On Wednesday, Council of Economic Experts of Germany, which advises Chancellor Angela Merkel said that the exit of the United Kingdom from the European Union should be prevented because of the “far-reaching impact” that Brexit would have.
In its annual report, the council said that if Britain does withdraw from the bloc, an agreement that would minimise the damage for both sides is required.
The experts said that with negotiations possibly to continue for longer than the two years visualized by European Union rules, a one-time extension period should be granted.
“There is still a risk of an uncontrolled exit and sudden adjustment reactions by economic agents,” said the report. “Conversely, the possibility of the UK staying in the EU can’t be completely excluded.”

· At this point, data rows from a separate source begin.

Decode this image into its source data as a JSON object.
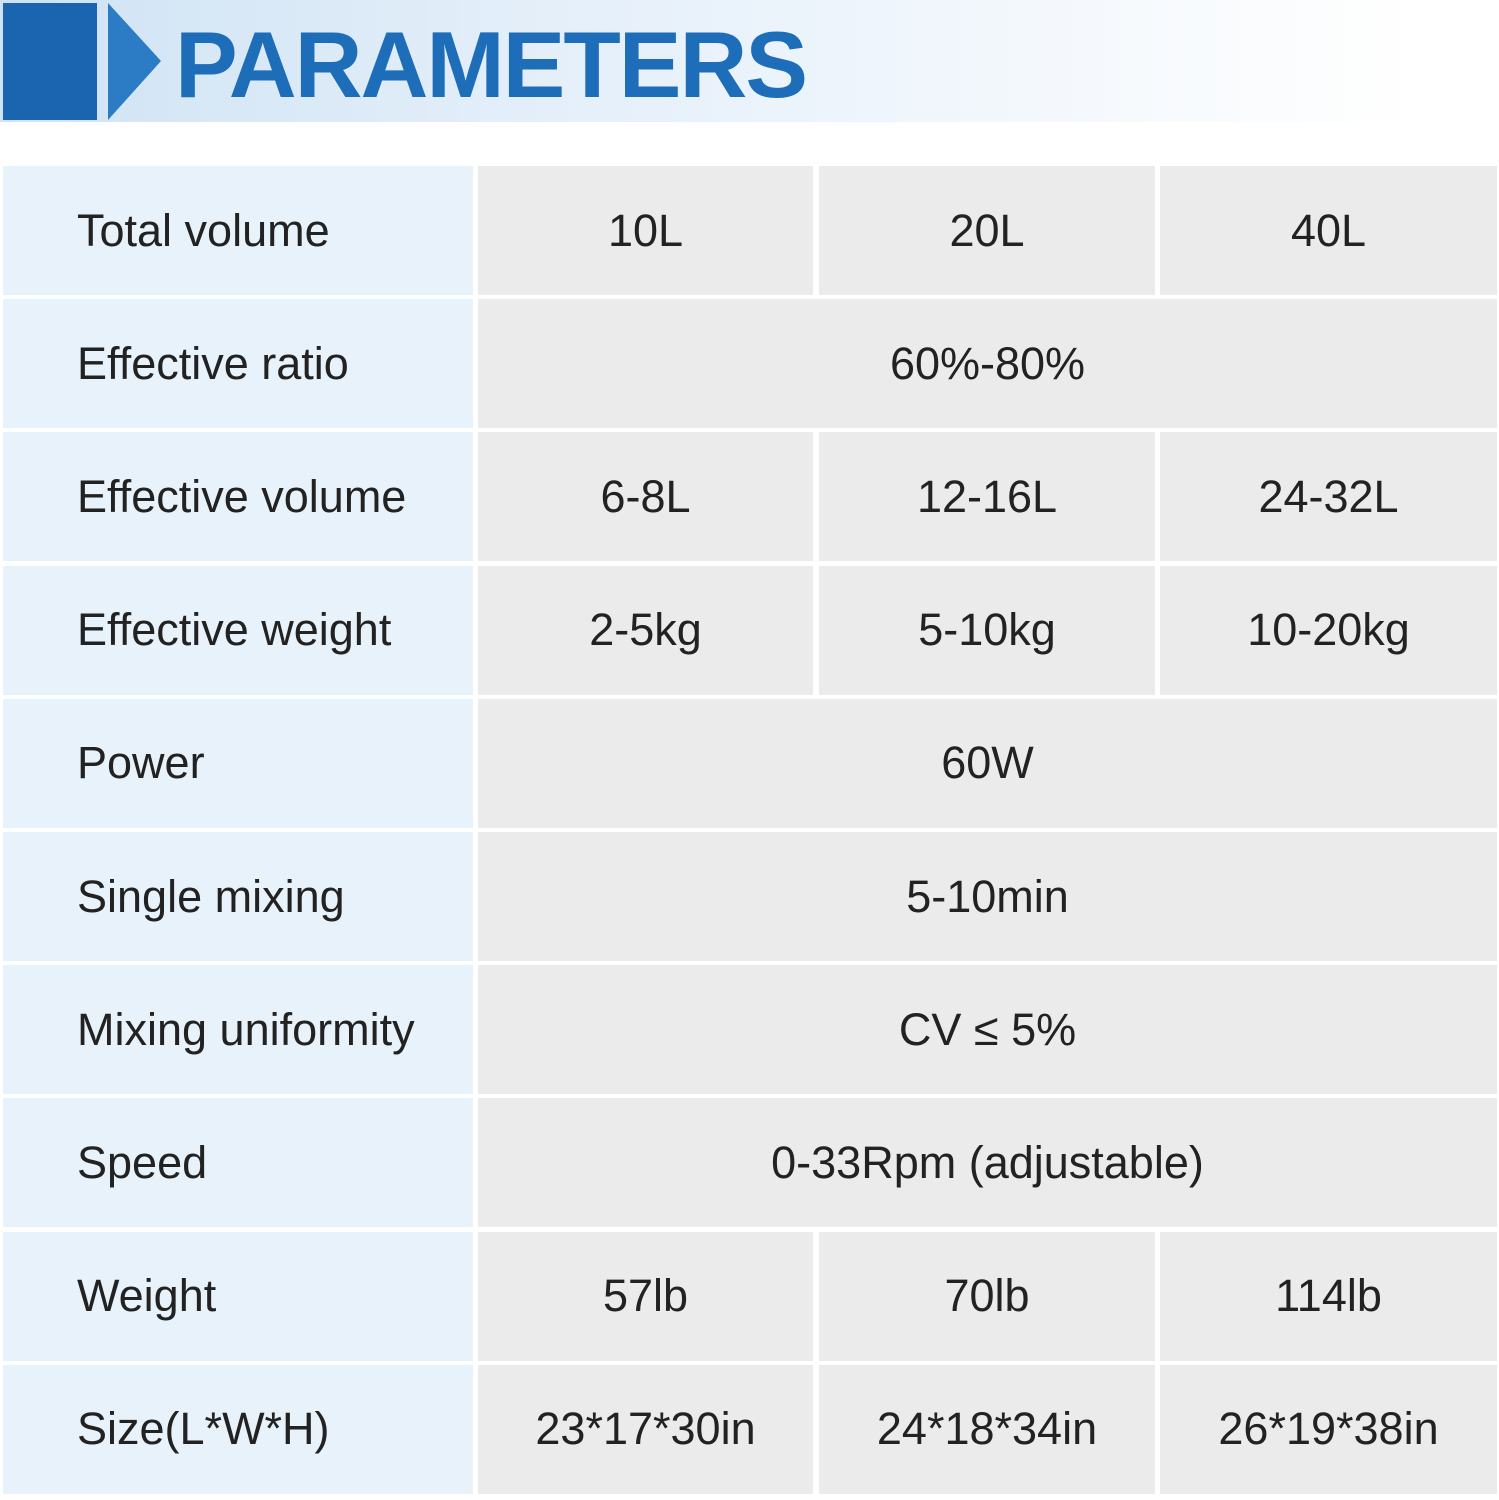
{
  "header": {
    "title": "PARAMETERS"
  },
  "table": {
    "rows": [
      {
        "label": "Total volume",
        "values": [
          "10L",
          "20L",
          "40L"
        ]
      },
      {
        "label": "Effective ratio",
        "values": [
          "60%-80%"
        ]
      },
      {
        "label": "Effective volume",
        "values": [
          "6-8L",
          "12-16L",
          "24-32L"
        ]
      },
      {
        "label": "Effective weight",
        "values": [
          "2-5kg",
          "5-10kg",
          "10-20kg"
        ]
      },
      {
        "label": "Power",
        "values": [
          "60W"
        ]
      },
      {
        "label": "Single mixing",
        "values": [
          "5-10min"
        ]
      },
      {
        "label": "Mixing uniformity",
        "values": [
          "CV ≤ 5%"
        ]
      },
      {
        "label": "Speed",
        "values": [
          "0-33Rpm (adjustable)"
        ]
      },
      {
        "label": "Weight",
        "values": [
          "57lb",
          "70lb",
          "114lb"
        ]
      },
      {
        "label": "Size(L*W*H)",
        "values": [
          "23*17*30in",
          "24*18*34in",
          "26*19*38in"
        ]
      }
    ]
  }
}
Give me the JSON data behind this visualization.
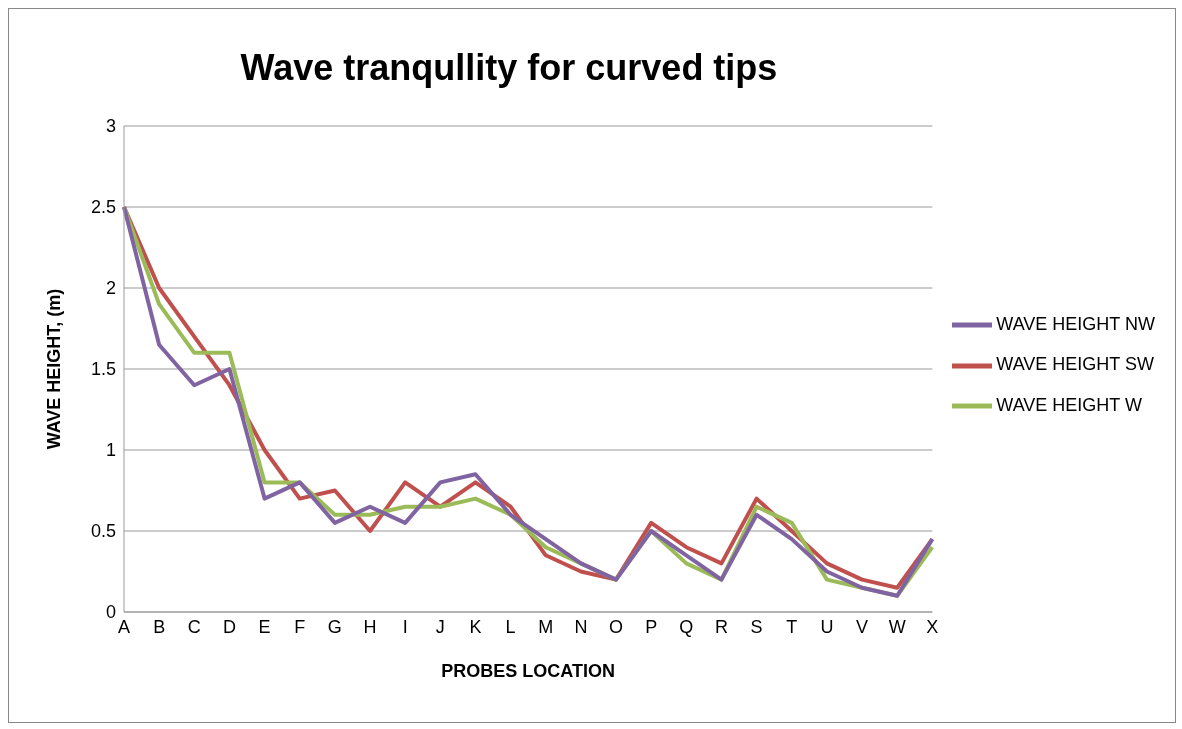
{
  "chart_data": {
    "type": "line",
    "title": "Wave tranqullity for curved tips",
    "xlabel": "PROBES LOCATION",
    "ylabel": "WAVE HEIGHT, (m)",
    "categories": [
      "A",
      "B",
      "C",
      "D",
      "E",
      "F",
      "G",
      "H",
      "I",
      "J",
      "K",
      "L",
      "M",
      "N",
      "O",
      "P",
      "Q",
      "R",
      "S",
      "T",
      "U",
      "V",
      "W",
      "X"
    ],
    "series": [
      {
        "name": "WAVE HEIGHT SW",
        "color": "#c0504d",
        "values": [
          2.5,
          2.0,
          1.7,
          1.4,
          1.0,
          0.7,
          0.75,
          0.5,
          0.8,
          0.65,
          0.8,
          0.65,
          0.35,
          0.25,
          0.2,
          0.55,
          0.4,
          0.3,
          0.7,
          0.5,
          0.3,
          0.2,
          0.15,
          0.45
        ]
      },
      {
        "name": "WAVE HEIGHT W",
        "color": "#9bbb59",
        "values": [
          2.5,
          1.9,
          1.6,
          1.6,
          0.8,
          0.8,
          0.6,
          0.6,
          0.65,
          0.65,
          0.7,
          0.6,
          0.4,
          0.3,
          0.2,
          0.5,
          0.3,
          0.2,
          0.65,
          0.55,
          0.2,
          0.15,
          0.1,
          0.4
        ]
      },
      {
        "name": "WAVE HEIGHT NW",
        "color": "#8064a2",
        "values": [
          2.5,
          1.65,
          1.4,
          1.5,
          0.7,
          0.8,
          0.55,
          0.65,
          0.55,
          0.8,
          0.85,
          0.6,
          0.45,
          0.3,
          0.2,
          0.5,
          0.35,
          0.2,
          0.6,
          0.45,
          0.25,
          0.15,
          0.1,
          0.45
        ]
      }
    ],
    "ylim": [
      0,
      3
    ],
    "yticks": [
      0,
      0.5,
      1,
      1.5,
      2,
      2.5,
      3
    ],
    "grid": "y",
    "legend": "right",
    "marker": "none",
    "line_style": "solid"
  }
}
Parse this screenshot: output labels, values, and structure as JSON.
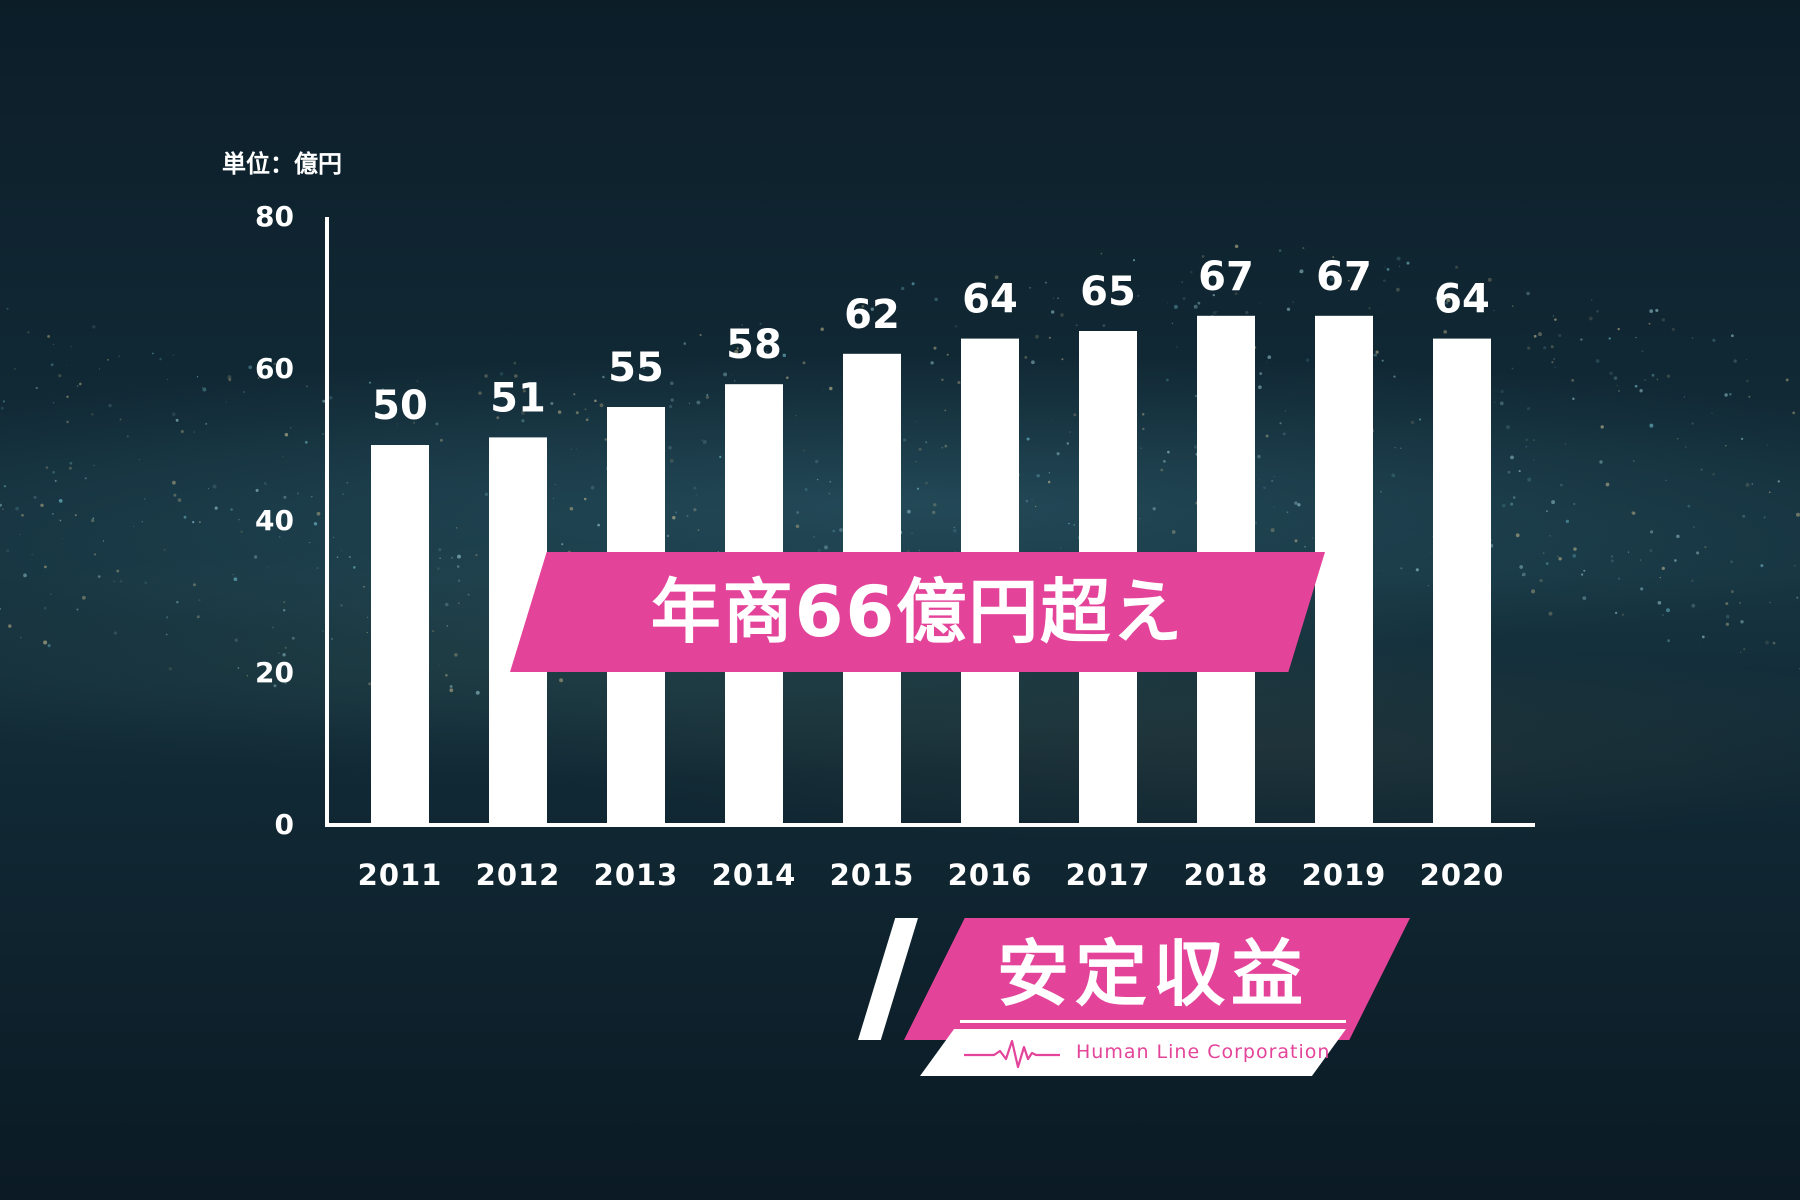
{
  "unit_label": "単位：億円",
  "headline": "年商66億円超え",
  "logo": {
    "title": "安定収益",
    "company": "Human Line Corporation",
    "icon": "heartbeat-wave-icon"
  },
  "colors": {
    "accent": "#e3449a",
    "bar": "#ffffff",
    "background": "#0e1e2a"
  },
  "chart_data": {
    "type": "bar",
    "title": "",
    "xlabel": "",
    "ylabel": "",
    "unit": "億円",
    "categories": [
      "2011",
      "2012",
      "2013",
      "2014",
      "2015",
      "2016",
      "2017",
      "2018",
      "2019",
      "2020"
    ],
    "values": [
      50,
      51,
      55,
      58,
      62,
      64,
      65,
      67,
      67,
      64
    ],
    "data_labels": [
      "50",
      "51",
      "55",
      "58",
      "62",
      "64",
      "65",
      "67",
      "67",
      "64"
    ],
    "y_ticks": [
      0,
      20,
      40,
      60,
      80
    ],
    "ylim": [
      0,
      80
    ],
    "grid": false,
    "legend": "none"
  }
}
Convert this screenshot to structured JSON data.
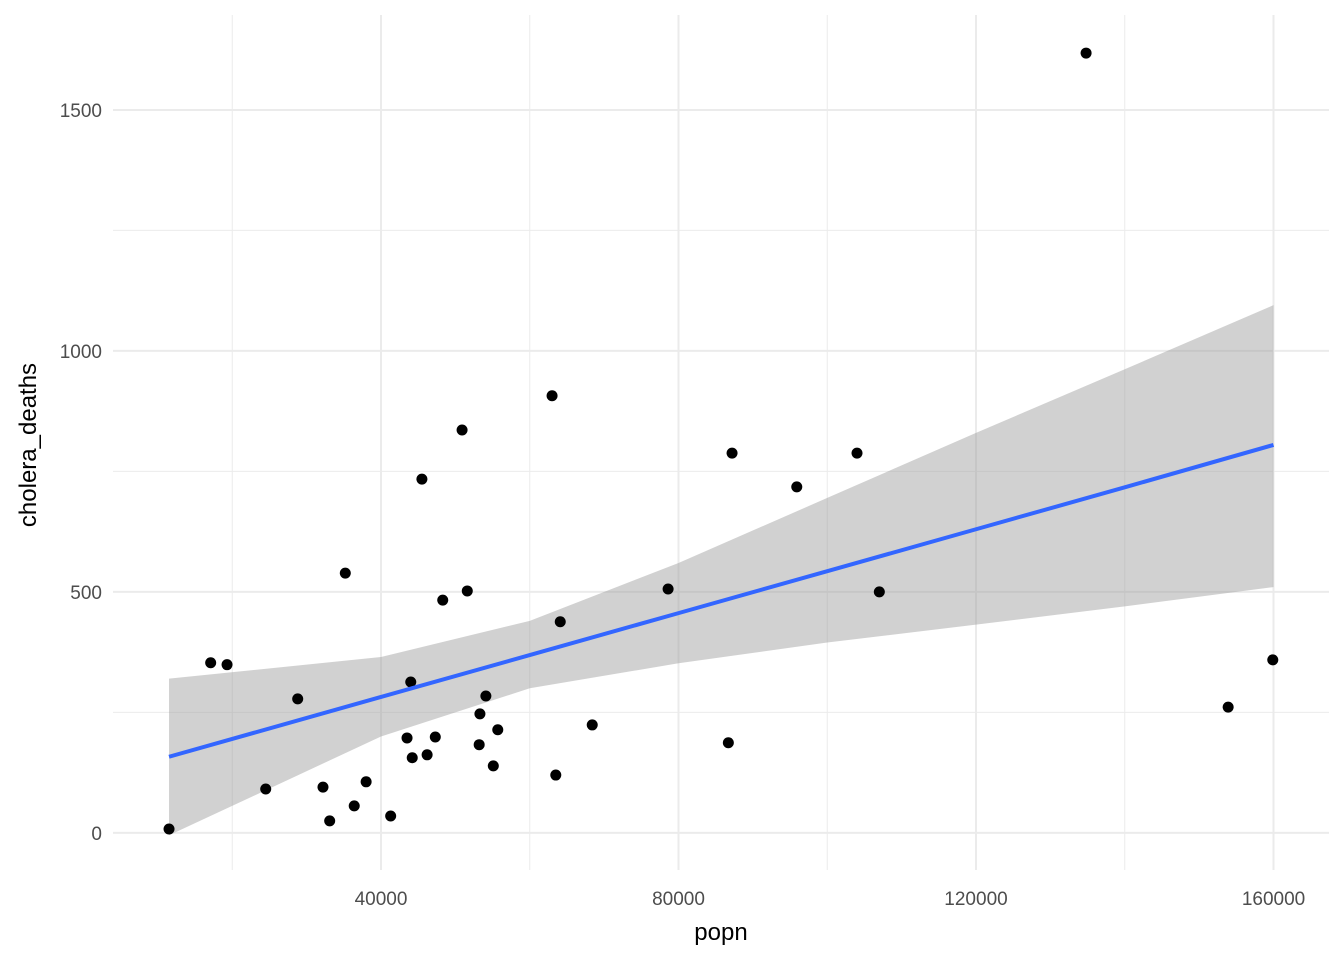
{
  "chart_data": {
    "type": "scatter",
    "title": "",
    "xlabel": "popn",
    "ylabel": "cholera_deaths",
    "xlim": [
      3967,
      167459
    ],
    "ylim": [
      -77,
      1697
    ],
    "x_major_ticks": [
      40000,
      80000,
      120000,
      160000
    ],
    "x_minor_ticks": [
      20000,
      60000,
      100000,
      140000
    ],
    "y_major_ticks": [
      0,
      500,
      1000,
      1500
    ],
    "y_minor_ticks": [
      250,
      750,
      1250
    ],
    "x_tick_labels": [
      "40000",
      "80000",
      "120000",
      "160000"
    ],
    "y_tick_labels": [
      "0",
      "500",
      "1000",
      "1500"
    ],
    "grid": true,
    "colors": {
      "points": "#000000",
      "line": "#3366FF",
      "ribbon": "#999999",
      "grid": "#EBEBEB"
    },
    "points": [
      [
        11500,
        8
      ],
      [
        17100,
        353
      ],
      [
        19300,
        349
      ],
      [
        24500,
        91
      ],
      [
        28800,
        278
      ],
      [
        32200,
        95
      ],
      [
        33100,
        25
      ],
      [
        35200,
        539
      ],
      [
        36400,
        56
      ],
      [
        38000,
        106
      ],
      [
        41300,
        35
      ],
      [
        43500,
        197
      ],
      [
        44000,
        313
      ],
      [
        44200,
        156
      ],
      [
        45500,
        734
      ],
      [
        46200,
        162
      ],
      [
        47300,
        199
      ],
      [
        48300,
        483
      ],
      [
        50900,
        836
      ],
      [
        51600,
        502
      ],
      [
        53200,
        183
      ],
      [
        53300,
        247
      ],
      [
        54100,
        284
      ],
      [
        55100,
        139
      ],
      [
        55700,
        214
      ],
      [
        63000,
        907
      ],
      [
        63500,
        120
      ],
      [
        64100,
        438
      ],
      [
        68400,
        224
      ],
      [
        78600,
        506
      ],
      [
        86700,
        187
      ],
      [
        87200,
        788
      ],
      [
        95900,
        718
      ],
      [
        104000,
        788
      ],
      [
        107000,
        500
      ],
      [
        134800,
        1618
      ],
      [
        153900,
        261
      ],
      [
        159900,
        359
      ]
    ],
    "smooth": {
      "method": "lm",
      "x": [
        11500,
        40000,
        60000,
        80000,
        100000,
        120000,
        140000,
        160000
      ],
      "fit": [
        158,
        282,
        369,
        456,
        543,
        630,
        717,
        805
      ],
      "lower": [
        -5,
        200,
        300,
        352,
        395,
        432,
        470,
        510
      ],
      "upper": [
        320,
        365,
        440,
        560,
        695,
        830,
        962,
        1095
      ]
    }
  }
}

The European Union will start talks on what the 27 countries require from a Brexit transition deal, seeking for a united stance that they can present to the United Kingdom once discussions break out of the current deadlock.
Both sides are expecting that discussions on trade and the transition can progress ahead after a European Union summit in mid-December.
The advisers of the German government also suggested the European Central Bank to stop its bond-buying program earlier than planned and consider increasing interest rates.
They stated that financial market stability risks has risen even in the absence of threats of deflation in the 19-nation euro area.
“On the one hand there’s a risk of excessive asset prices, especially in the residential real estate and bond sectors, and on the other hand, the interest-rate change risk at banks has increased significantly,” said the council.
“The ECB should therefore urgently communicate a comprehensive strategy for the normalisation of its monetary policy.”